JAKARTA – Padel for Philanthropy hadir menjadi turnamen padel pertama yang digagas untuk misi sosial mendukung peningkatan literasi anak serta kualitas pendidikan guru di Indonesia.

Acara yang mempertemukan para pemain, keluarga, dan komunitas dalam semangat olahraga sekaligus kepedulian sosial tersebut berlangsung di Let's Go Padel, Sunter, Jakarta Utara, pada Sabtu, 17 Januari 2026.

Ian Tristan Yoncer, selaku panitia penyelenggara mengatakan bahwa uang hasil dari ajang ini semuanya akan dipakai untuk memerangi buta aksara bersama dengan Credo Foundation.
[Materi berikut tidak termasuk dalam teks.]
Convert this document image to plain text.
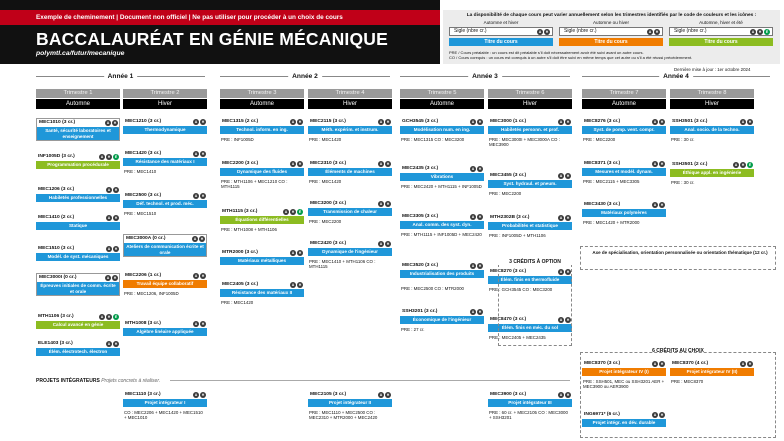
Exemple de cheminement | Document non officiel | Ne pas utiliser pour procéder à un choix de cours
BACCALAURÉAT EN GÉNIE MÉCANIQUE
polymtl.ca/futur/mecanique
La disponibilité de chaque cours peut varier annuellement selon les trimestres identifiés par le code de couleurs et les icônes :
Automne et hiver
Sigle (nbre cr.)	A H
Titre du cours
Automne ou hiver
Sigle (nbre cr.)	A H
Titre du cours
Automne, hiver et été
Sigle (nbre cr.)	A H É
Titre du cours
PRE / Cours préalable : un cours est dit préalable s'il doit nécessairement avoir été suivi avant un autre cours.
CO / Cours corequis : un cours est corequis à un autre s'il doit être suivi en même temps que cet autre ou s'il a été réussi précédemment.
Dernière mise à jour : 1er octobre 2024
Année 1	Année 2	Année 3	Année 4
Trimestre 1
Automne
Trimestre 2
Hiver
Trimestre 3
Automne
Trimestre 4
Hiver
Trimestre 5
Automne
Trimestre 6
Hiver
Trimestre 7
Automne
Trimestre 8
Hiver
MEC1010 (3 cr.)	A H
Santé, sécurité laboratoires et enseignement
INF1005D (3 cr.)	A H É
Programmation procédurale
MEC1206 (3 cr.)	A H
Habiletés professionnelles
MEC1410 (2 cr.)	A H
Statique
MEC1510 (3 cr.)	A H
Modél. de syst. mécaniques
MEC3000I (0 cr.)	A H
Épreuves initiales de comm. écrite et orale
MTH1106 (3 cr.)	A H É
Calcul avancé en génie
ELE1403 (3 cr.)	A H
Élém. électrotech. électron
MEC1210 (3 cr.)	A H
Thermodynamique
MEC1420 (3 cr.)	A H
Résistance des matériaux I
PRE : MEC1410
MEC2500 (3 cr.)	A H
Déf. technol. et prod. méc.
PRE : MEC1510
MEC3000A (0 cr.)	A H
Ateliers de communication écrite et orale
MEC2206 (1 cr.)	A H
Travail équipe collaboratif
PRE : MEC1206, INF1005D
MTH1008 (3 cr.)	A H
Algèbre linéaire appliquée
MEC1315 (2 cr.)	A H
Technol. inform. en ing.
PRE : INF1005D
MEC2200 (3 cr.)	A H
Dynamique des fluides
PRE : MTH1106 + MEC1210 CO : MTH1115
MTH1115 (3 cr.)	A H É
Équations différentielles
PRE : MTH1008 + MTH1106
MTR2000 (3 cr.)	A H
Matériaux métalliques
MEC2405 (3 cr.)	A H
Résistance des matériaux II
PRE : MEC1420
MEC2115 (3 cr.)	A H
Méth. expérim. et instrum.
PRE : MEC1420
MEC2310 (3 cr.)	A H
Éléments de machines
PRE : MEC1420
MEC3200 (3 cr.)	A H
Transmission de chaleur
PRE : MEC2200
MEC2420 (3 cr.)	A H
Dynamique de l'ingénieur
PRE : MEC1410 + MTH1106 CO : MTH1115
GCH3545 (3 cr.)	A H
Modélisation num. en ing.
PRE : MEC1315 CO : MEC3200
MEC2435 (3 cr.)	A H
Vibrations
PRE : MEC2420 + MTH1115 + INF1005D
MEC3305 (3 cr.)	A H
Anal. comm. des syst. dyn.
PRE : MTH1115 + INF1005D + MEC2420
MEC3520 (3 cr.)	A H
Industrialisation des produits
PRE : MEC2500 CO : MTR2000
SSH3201 (3 cr.)	A H
Économique de l'ingénieur
PRE : 27 cr.
MEC3000 (1 cr.)	A H
Habiletés personn. et prof.
PRE : MEC3000I + MEC3000A CO : MEC3900
MEC3455 (3 cr.)	A H
Syst. hydraul. et pneum.
PRE : MEC2200
MTH2302B (3 cr.)	A H
Probabilités et statistique
PRE : INF1005D + MTH1106
MEC8270 (3 cr.)	A H
Élém. finis en thermofluide
PRE : GCH3545 CO : MEC3200
MEC8470 (3 cr.)	A H
Élém. finis en méc. du sol
PRE : MEC2405 + MEC2435
MEC8276 (3 cr.)	A H
Syst. de pomp. vent. compr.
PRE : MEC2200
MEC8371 (3 cr.)	A H
Mesures et modél. dynam.
PRE : MEC2115 + MEC3305
MEC3430 (3 cr.)	A H
Matériaux polymères
PRE : MEC1420 + MTR2000
SSH3501 (3 cr.)	A H
Anal. socio. de la techno.
PRE : 30 cr.
SSH3501 (2 cr.)	A H É
Éthique appl. en ingénierie
PRE : 30 cr.
MEC1110 (3 cr.)	A H
Projet intégrateur I
CO : MEC2206 + MEC1420 + MEC1510 + MEC1010
MEC2105 (3 cr.)	A H
Projet intégrateur II
PRE : MEC1110 + MEC2500 CO : MEC2310 + MTR2000 + MEC2420
MEC3900 (3 cr.)	A H
Projet intégrateur III
PRE : 60 cr. + MEC2105 CO : MEC3000 + SSH3201
MEC8370 (3 cr.)	A H
Projet intégrateur IV (I)
PRE : SSH501, MEC ou SSH3201 AER + MEC3900 ou AER3900
MEC8370 (4 cr.)	A H
Projet intégrateur IV (II)
PRE : MEC8370
ING6971* (6 cr.)	A H
Projet intégr. en dév. durable
3 CRÉDITS À OPTION
Axe de spécialisation, orientation personnalisée ou orientation thématique (12 cr.)
6 CRÉDITS AU CHOIX
PROJETS INTÉGRATEURS Projets concrets à réaliser.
"Jadi, kami sumbang uang untuk Credo Foundation terus uang ini dipakai membantu guru-guru mengajar anak-anak yang masih kurang. Semua uang akan ke Credo Foundation. Itu organisasi yang membuat kurikulum untuk mengajar anak-anak," ujarnya.

Padel for Philanthropy diinisiasi dan diselenggarakan oleh para siswa kelas 10 hingga 11 dari ACS Jakarta dan Jakarta Intercultural School (JIS) yang sedang mengikuti program YAM (Youth Academy Mycelia).

Program ini merupakan program kewirausahaan sosial (social entrepreneurship) yang mengadopsi kurikulum dari University of Pennsylvania (UPenn) dan dibimbing oleh Dewi Susanti, Steffen Ummelmann, Reslian Pardede, dan Firda Irianti Arifin.

Ian termasuk salah satu dari delapan siswa yang terlibat aktif di program sosial ini bersama Sean Patrick Lesmana, Austin Jackson Sim, Nayana Radhika, Clayton Matthew Surya, Jaden Atmadja, Jacelyn Atmadja, dan Alexander Boenjamin.

Merekalah yang secara langsung menjalankan seluruh rangkaian kegiatan, mulai dari proses perencanaan, penggalangan sponsor, hingga pelaksanaan acara kewirausahaan sosial mereka tersebut.

"Sekarang kami sudah membantu 46 ribu anak dan ini sudah ada di seratus lokasi di Indonesia. Jadi sudah lumayan besar, tetapi menurut kami masih ada banyak yang bisa kami lakukan," kata Ian.

Padel for Philanthropy menghadirkan dua rangkaian utama kegiatan. Pertama, Friendly Tournament yang berlangsung sepanjang hari dan terbagi dalam tiga kategori. Kedua, sesi MaBar (Main Bersama) atau sewa lapangan per jam yang terbuka bagi masyarakat umum sejak pagi hingga sore hari.

Dana yang terkumpul akan digunakan untuk mengembangkan asisten pengajar berbasis Artificial Intelligence (AI) yang dirancang untuk membantu guru, khususnya di daerah terpencil dalam proses pembelajaran literasi sehingga kualitas pendidikan literasi dapat meningkat dan lebih banyak anak Indonesia mampu membaca.

Nayana Radhika mengatakan bahwa ia senang dengan antusiasme peserta dalam acara ini, terutama adanya kehadiran selebriti seperti Nana Mirdad.

"Mereka sangat suka acara ini karena banyak dampaknya ke masyarakat kita. Kemudian acara ini juga bertujuan meningkatkan edukasi kita di Indonesia," katanya.

Acara ini didukung oleh Teh Pucuk dan Impack Pratama sebagai sponsor utama, serta Wong Coco, Agena, First Crack Coffee, Oma Elly, Oriskin dan mitra pendukung lainnya yang turut berkontribusi dalam menyukseskan kegiatan ini.